Certainly, this particular collapse will not take 38 years. He stigmatizes the U.S. for its high prison population, then claims it is a result of illiteracy, not the war on drugs. He is encouraged by the increasing number of
‘failed states’ – glorying in the fall of the state apparatuses. Yet he ostensibly opposes their replacement –
war-lordism. He insists there is a space
for anarchic cooperation to develop in Mogadishu
and the upper Congo
instead. This paradise of cooperation
has not occurred yet. Misery by itself
usually does not produce progressive social change. Oppression, instead, oppresses.

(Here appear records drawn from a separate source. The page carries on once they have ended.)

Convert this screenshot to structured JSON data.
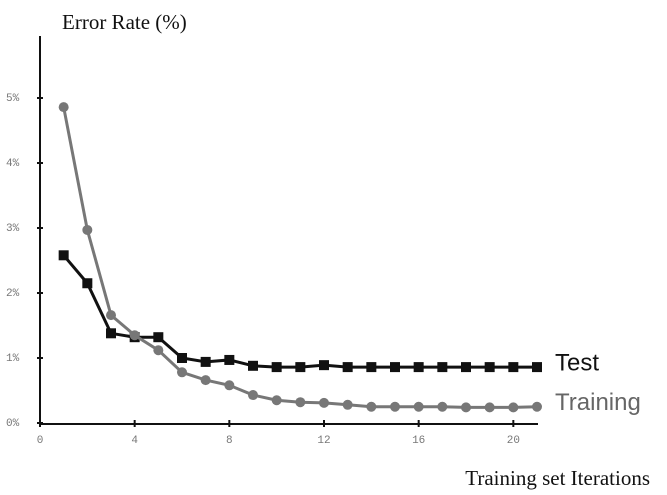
{
  "chart_data": {
    "type": "line",
    "title": "Error Rate (%)",
    "x_label": "Training set Iterations",
    "x": [
      1,
      2,
      3,
      4,
      5,
      6,
      7,
      8,
      9,
      10,
      11,
      12,
      13,
      14,
      15,
      16,
      17,
      18,
      19,
      20,
      21
    ],
    "series": [
      {
        "name": "Test",
        "color": "#111111",
        "marker": "square",
        "values": [
          2.58,
          2.15,
          1.38,
          1.32,
          1.32,
          1.0,
          0.94,
          0.97,
          0.88,
          0.86,
          0.86,
          0.89,
          0.86,
          0.86,
          0.86,
          0.86,
          0.86,
          0.86,
          0.86,
          0.86,
          0.86
        ]
      },
      {
        "name": "Training",
        "color": "#777777",
        "marker": "circle",
        "values": [
          4.86,
          2.97,
          1.66,
          1.35,
          1.12,
          0.78,
          0.66,
          0.58,
          0.43,
          0.35,
          0.32,
          0.31,
          0.28,
          0.25,
          0.25,
          0.25,
          0.25,
          0.24,
          0.24,
          0.24,
          0.25
        ]
      }
    ],
    "xlim": [
      0,
      21
    ],
    "ylim": [
      0,
      6
    ],
    "xticks": [
      0,
      4,
      8,
      12,
      16,
      20
    ],
    "yticks": [
      {
        "value": 0,
        "label": "0%"
      },
      {
        "value": 1,
        "label": "1%"
      },
      {
        "value": 2,
        "label": "2%"
      },
      {
        "value": 3,
        "label": "3%"
      },
      {
        "value": 4,
        "label": "4%"
      },
      {
        "value": 5,
        "label": "5%"
      }
    ],
    "grid": false
  }
}
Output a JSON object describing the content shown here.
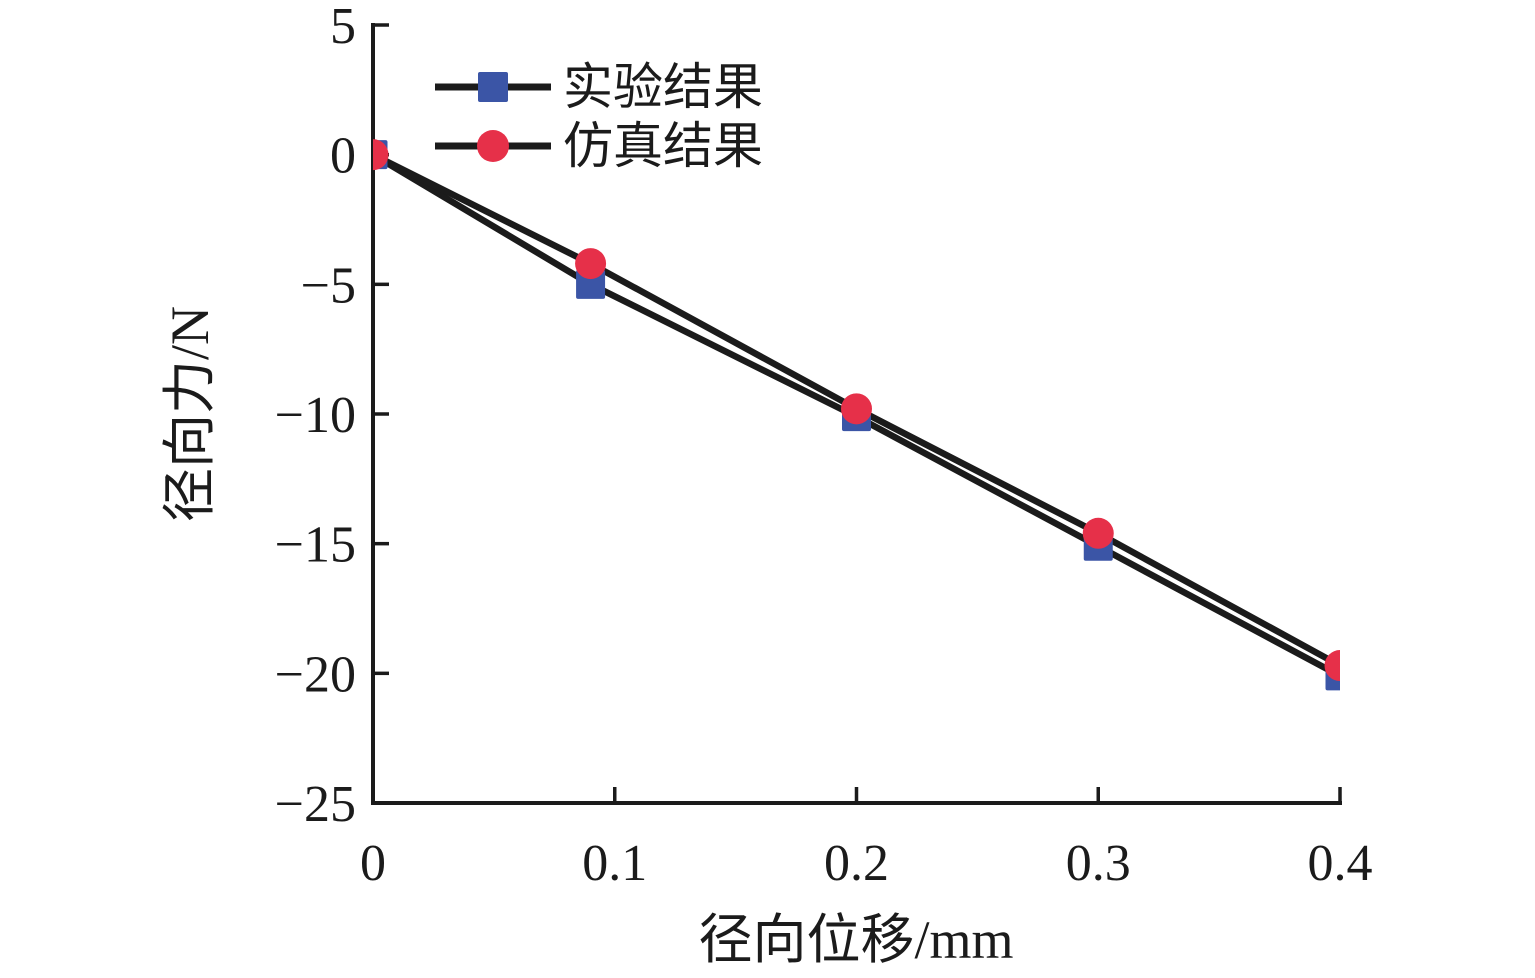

Orlov, unfortunately, has become adept at lazy, sweeping
generalizations and general bloviating. There
are certainly some nuggets of usefulness here, but submerged in a sea of
romanticism.
His theory is that his stages of collapse – first financial,
then commercial, political, social and cultural – can be separately
analyzed. He hopes that social and
cultural collapse can be contained, because otherwise human life will descend
to below animal culture, as his survey of the “Ik” tribe describes. The Iks are subject to extreme starvation
because the Kenyan government has forbidden them access to their ancestral
homelands inside a ‘nature’ park. The
government has chosen animal-animals before human-animals in this case. As a result, the Ik have no food and live a
‘every person for themselves’ life – throwing children out of the hut at 3 and
letting the old die. Their biggest source of humor is the misfortunes of
others. The Ik, however, are not victims
of collapse per se, but of bureaucratic state laws, neo-liberalism and the resulting starvation.
Who is Dimitri Orlov?
Well, in this book he mentions that both his father and grandfather were
professors in the old USSR. The family left the USSR in the
first wave of dissidents in 1972. Now he
loves sailing and is a self-identified writer and blogger. He lives on a boat at last check. His hero is Peter Kropotkin, who engaged in
the Russian Revolution by doing absolutely nothing while in-country, dying in
his bed in 1921. If the revolution or
even social upheaval comes to the U.S. Orlov will probably be invisible,
preserving his family in water-world, while fishing for the few remaining
species in the ocean. Co-operation? ‘Group’
survival? Not unless you are related.
And I bought it at May Day Books!
Red Frog
July 4, 2013
Celebrate the 1776 Revolution from British Colonialism, a
true revolution of cooperation, not carried out by families, mafia or thieves,
but by an army of dedicated small farmers and city workers. “Our” mob.
'Unfortunately for Orlov, the working class outnumbers the Pashtuns, the Roma and the Russian Mafia now and will, even after a financial, economic or political collapse. That is OUR mob. The possibility of world-wide global revolution is now more possible than it was even during Lenin’s time. It can result in a steady-state economy that is sustainable and is not based on chaotic markets or growth.'
ReplyDeleteThere's no 'steady-state economy' I'm aware of. Peak fossil fuel, galloping climate change, and soil depletion are going to cause a die-off in the human population. It's also disputable whether there is an 'our mob.' If there is group co-operation it seems to be along clan and ethnic lines rather than abstract 'worker brotherhood.' I've seen enough of 'class solidarity' at meetings at Mayday Books to realise not one person would give me a bed for the night were I to become homeless. So Orlov's advice resonates with me. I agree, though, that his examples have been chosen idiosyncratically. But again, his chapters on the gypsies and the Russian mafia I found insightful. Not so convinced by his chapters on Iceland and the Ik.